The army`s justification for the attack was that the community was supporting the guerrilla by supplying them with food. The village had no connection with the guerrilla forces what so ever. Even if they had it would have been no justification. The army`s moto at the time was that in order to kill the fish (the guerrilla) you have to remove the water (the people). This was the justification for genocide in Guatemala and El Salvador.
My guide took me to the garden at the side of the church. The church was destroyed during the attack. It was rebuilt in 96 and the garden was made into a memorial for the children who died there. Their names are listed in age order on the side of the building. There are still blood stains on the ground. I thought about the time that this happened. It was shortly after my second birthday. I looked at the list of 2 year olds. I felt horrible. We then walked down an old street, where there are still bullet pocked buildings, into the woods where I saw the ditches where the women were killed. There were still torn remains of clothing.

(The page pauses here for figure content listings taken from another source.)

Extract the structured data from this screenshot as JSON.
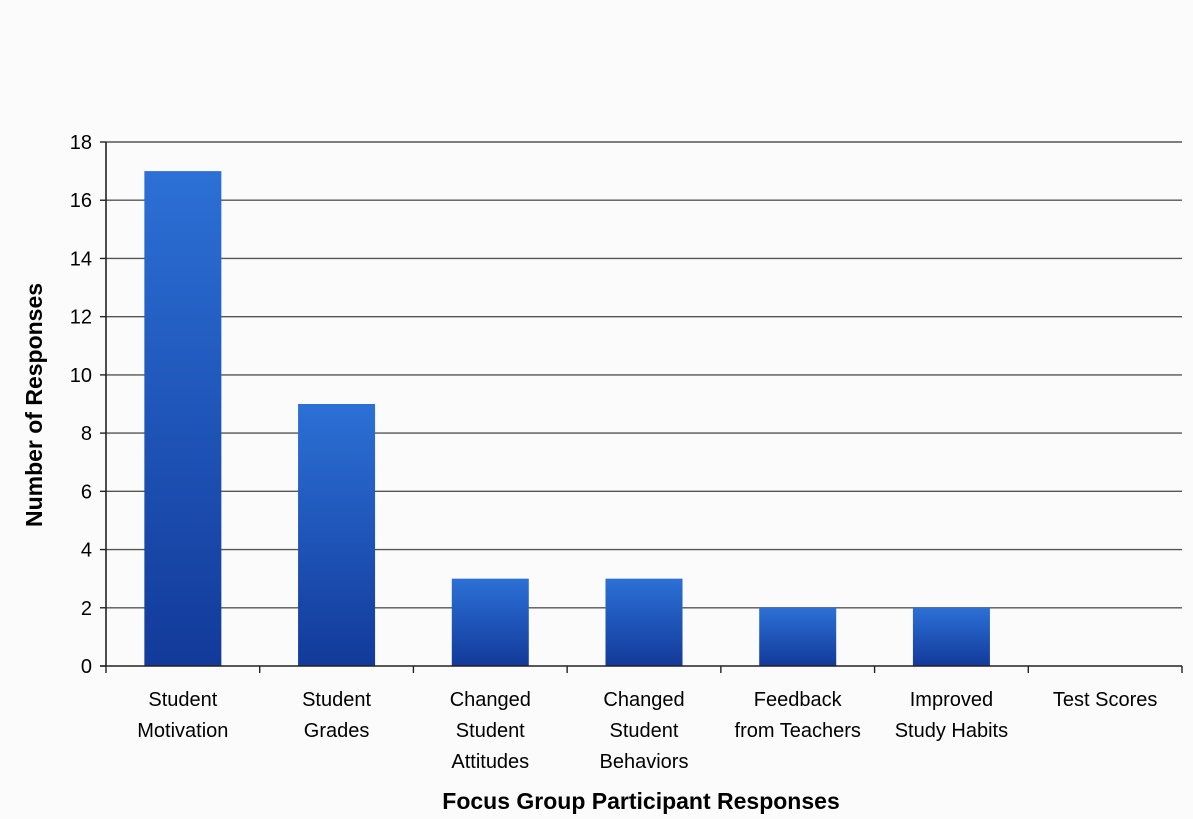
{
  "chart_data": {
    "type": "bar",
    "title": "",
    "xlabel": "Focus Group Participant Responses",
    "ylabel": "Number of Responses",
    "categories": [
      [
        "Student",
        "Motivation"
      ],
      [
        "Student",
        "Grades"
      ],
      [
        "Changed",
        "Student",
        "Attitudes"
      ],
      [
        "Changed",
        "Student",
        "Behaviors"
      ],
      [
        "Feedback",
        "from Teachers"
      ],
      [
        "Improved",
        "Study Habits"
      ],
      [
        "Test Scores"
      ]
    ],
    "values": [
      17,
      9,
      3,
      3,
      2,
      2,
      0
    ],
    "ylim": [
      0,
      18
    ],
    "yticks": [
      0,
      2,
      4,
      6,
      8,
      10,
      12,
      14,
      16,
      18
    ],
    "grid": true,
    "legend": "none",
    "colors": {
      "bar_top": "#2c70d6",
      "bar_bottom": "#123a9a",
      "grid": "#555555",
      "text": "#000000"
    }
  }
}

I couldn´t really take in anymore but we still had a couple of hours to wait for the bus back to Perquin so we walked down to the nearby Rio Sapo. It wasn´t all that pretty but it was an ok spot for a swim. It was a welcome relief from the heat and helped me clear my mind of the information overload. Even after a swim we still had a long wait for the bus. Luckily as we walked back up towards El Mozote we managed to hitch a ride in a pick up all the way back to Perquin.
I said goodbye to my guide, had some lunch and caught the bus to Honduras. It was time to be reunited with Carmen Coconut bum! It was a long slow bumpy ride accross the boarder to Honduras and there was no way I was going to make it all the way to the capital Tegucigalpa. So I stopped over night in a small town called Marcala. There was really nothing there but I met a trio of super friendly Poles who invited me out for dinner with them... which was lovely!
Aaah, and to my relief the one and only hotel had hot water and cable tv! No more bathroom slime!!! ...at least for a little while!